Reverend Matt Tittle is a retired UU parish minister who now does this and that for UU organizations and individuals, mostly in Texas. We share a lot on Facebook, where he posted this reflection:
Here is my two cents on the new UUA logo. Artistically and aesthetically, I’m not a fan, but that is neither here nor there. I understand and support branding and marketing in religion, as long as it comes with a theological and relational foundation. But I only see a promise that that foundation will be rolled out based on popular opinion about “who we are, what we do, and why it matters.” At least that’s what is currently on the homepage of UUA.org. Any other more deeply buried official explanation is simply a reinforcement of our verbosity and insider culture, neither of which are good marketing or religion. For now–just a logo. We shouldn’t be surprised that it’s going to rile people up. It’s an empty container. We don’t yet know what the UUA plans to put into the container. Nor does the container have a label, so no one will be able to tell what’s in it once it’s there.
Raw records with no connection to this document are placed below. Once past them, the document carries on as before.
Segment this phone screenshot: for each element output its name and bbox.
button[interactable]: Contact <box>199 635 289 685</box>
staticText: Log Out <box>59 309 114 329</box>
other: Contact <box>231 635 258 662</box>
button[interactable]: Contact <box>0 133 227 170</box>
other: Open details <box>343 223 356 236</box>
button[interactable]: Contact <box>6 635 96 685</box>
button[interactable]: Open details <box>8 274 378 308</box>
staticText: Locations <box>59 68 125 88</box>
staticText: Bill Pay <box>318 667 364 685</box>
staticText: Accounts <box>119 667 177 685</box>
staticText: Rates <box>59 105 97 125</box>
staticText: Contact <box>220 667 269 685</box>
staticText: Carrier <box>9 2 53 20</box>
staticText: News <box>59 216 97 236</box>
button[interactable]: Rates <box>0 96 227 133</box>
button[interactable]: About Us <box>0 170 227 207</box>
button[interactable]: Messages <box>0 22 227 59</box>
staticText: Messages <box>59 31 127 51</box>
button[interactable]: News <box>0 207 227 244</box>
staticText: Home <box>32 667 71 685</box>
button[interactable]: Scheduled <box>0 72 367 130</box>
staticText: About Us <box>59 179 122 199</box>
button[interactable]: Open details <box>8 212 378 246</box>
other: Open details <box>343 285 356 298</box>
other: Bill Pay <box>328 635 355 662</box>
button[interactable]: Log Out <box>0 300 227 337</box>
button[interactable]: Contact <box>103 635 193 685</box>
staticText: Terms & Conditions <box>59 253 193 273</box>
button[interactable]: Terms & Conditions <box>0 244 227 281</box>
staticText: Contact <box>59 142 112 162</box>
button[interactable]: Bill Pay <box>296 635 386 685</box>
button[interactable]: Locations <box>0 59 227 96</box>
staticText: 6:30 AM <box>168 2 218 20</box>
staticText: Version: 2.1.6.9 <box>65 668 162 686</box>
This all would have been more effective if rolled out at the UUA General Assembly, with in-person explanation and discussion of its foundation, importance, and potential impact. I’m guessing this partial rollout was designed to coincide with the UUA headquarters moving across town. But the congregations don’t really care about that move. In my experience, what the rank and file members of our congregations constantly struggle with is how to share the good news of UUism, let alone what to share. This logo, by itself, won’t solve that. An explanation of the strategy to attract the “nones” (not a very viable strategy in my opinion, but that’s another post altogether) will not solve that because it’s like getting converted vegans to return to the life of an omnivore. Even answers to the questions of who we are, what we do, and why it matters won’t solve that.
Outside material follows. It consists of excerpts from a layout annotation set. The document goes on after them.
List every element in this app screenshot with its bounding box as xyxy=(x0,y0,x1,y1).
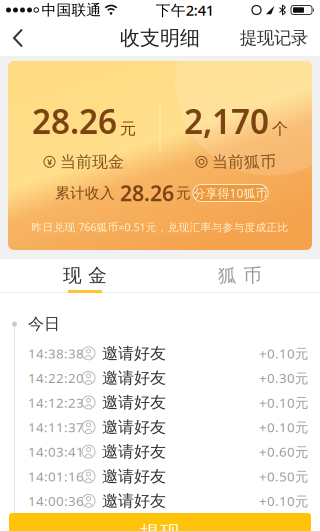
staticText: 14:03:41 xyxy=(28,443,84,460)
staticText: 14:00:36 xyxy=(28,492,84,510)
button[interactable]: 14:03:41 xyxy=(0,439,320,464)
staticText: 邀请好友 xyxy=(102,491,166,511)
staticText: 邀请好友 xyxy=(102,466,166,486)
staticText: 14:38:38 xyxy=(28,344,84,362)
staticText: 提现记录 xyxy=(240,27,308,49)
staticText: 28.26 xyxy=(32,99,117,143)
staticText: 昨日兑现 766狐币=0.51元，兑现汇率与参与度成正比 xyxy=(32,220,288,234)
staticText: 邀请好友 xyxy=(102,393,166,412)
staticText: ¥ xyxy=(47,156,52,168)
staticText: +0.10元 xyxy=(259,394,308,411)
staticText: 14:01:16 xyxy=(28,467,84,485)
staticText: 14:22:20 xyxy=(28,369,84,387)
button[interactable]: 现 金 xyxy=(0,259,160,293)
staticText: 邀请好友 xyxy=(102,368,166,388)
staticText: 邀请好友 xyxy=(102,417,166,437)
button[interactable]: 14:12:23 xyxy=(0,390,320,415)
staticText: 提现 xyxy=(140,521,180,531)
button[interactable]: 提现 xyxy=(9,513,311,531)
staticText: 28.26 xyxy=(120,179,174,207)
staticText: 累计收入 xyxy=(55,184,115,202)
staticText: 个 xyxy=(272,119,288,138)
button[interactable]: 14:11:37 xyxy=(0,415,320,439)
staticText: 邀请好友 xyxy=(102,442,166,462)
staticText: 2,170 xyxy=(184,99,269,143)
staticText: 当前现金 xyxy=(60,152,124,172)
button[interactable]: 14:00:36 xyxy=(0,489,320,513)
staticText: 今日 xyxy=(28,314,60,334)
staticText: 中国联通 xyxy=(42,1,102,19)
staticText: +0.30元 xyxy=(259,369,308,387)
staticText: +0.50元 xyxy=(259,467,308,485)
staticText: 下午2:41 xyxy=(156,0,214,20)
staticText: 14:11:37 xyxy=(28,418,84,436)
staticText: 当前狐币 xyxy=(212,152,276,172)
button[interactable]: 14:22:20 xyxy=(0,366,320,390)
button[interactable]: 14:01:16 xyxy=(0,464,320,489)
staticText: 邀请好友 xyxy=(102,344,166,363)
staticText: +0.10元 xyxy=(259,492,308,510)
staticText: +0.10元 xyxy=(259,344,308,362)
button[interactable]: 提现记录 xyxy=(240,18,320,58)
staticText: +0.60元 xyxy=(259,443,308,460)
button[interactable]: 14:38:38 xyxy=(0,341,320,366)
staticText: 元 xyxy=(176,184,191,202)
button[interactable]: 狐 币 xyxy=(160,259,320,293)
staticText: +0.10元 xyxy=(259,418,308,436)
staticText: 狐 币 xyxy=(218,264,262,287)
button[interactable]: 分享得10狐币 xyxy=(193,184,268,202)
staticText: 元 xyxy=(120,119,136,138)
staticText: 分享得10狐币 xyxy=(194,185,268,201)
button[interactable]: Back xyxy=(0,20,23,56)
staticText: 现 金 xyxy=(63,264,107,287)
staticText: 14:12:23 xyxy=(28,394,84,411)
staticText: 收支明细 xyxy=(120,26,200,50)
For better or worse, we are congregationalists. Our congregations have a strong and accurate belief that the UUA headquarters can’t tell them what to do, and a mistaken belief that the same headquarters is trying to do just that. The UUA needs to work on how to overcome the latter. If this new branding is an attempt to overcome that mistaken belief, I don’t think it’s very effective, and is probably counterproductive.
I propose three different questions for the UUA:
1) What is the theological foundation of Unitarian Universalism?
2) How has it transformed and evolved over time (which it must if we believe that revelation is continuous)?
3) How do we communicate our good news both to our congregations and to the broader communities surrounding them?
I also propose that these questions don’t have specific answers, but that they spark additional and continuous conversation and revelation.
I think of the current taglines of Scientology and the United Church of Christ. Strange bedfellows, to be sure, but both of which have done a better job than the UUA in spreading their good news. Scientology has “spiritual technology.” Huh? Exactly! This simple tagline evokes the question, “What does that mean?” I expect they are trying to appeal primarily to millennials for whom both of these words have deep meaning. The UCC tagline is “God is still speaking.” A declaration which probably appeals to a wider demographic, but which evokes the equally salient question, “What is God saying?” The real genius here lies in the dual reality that each person needs to decide that for themselves, and that it expresses the theology of continuous revelation.
What is our evocative tagline? What grounds the new logo? What good news will come from this most recent attempt to explain ourselves and to create a “just and loving community?”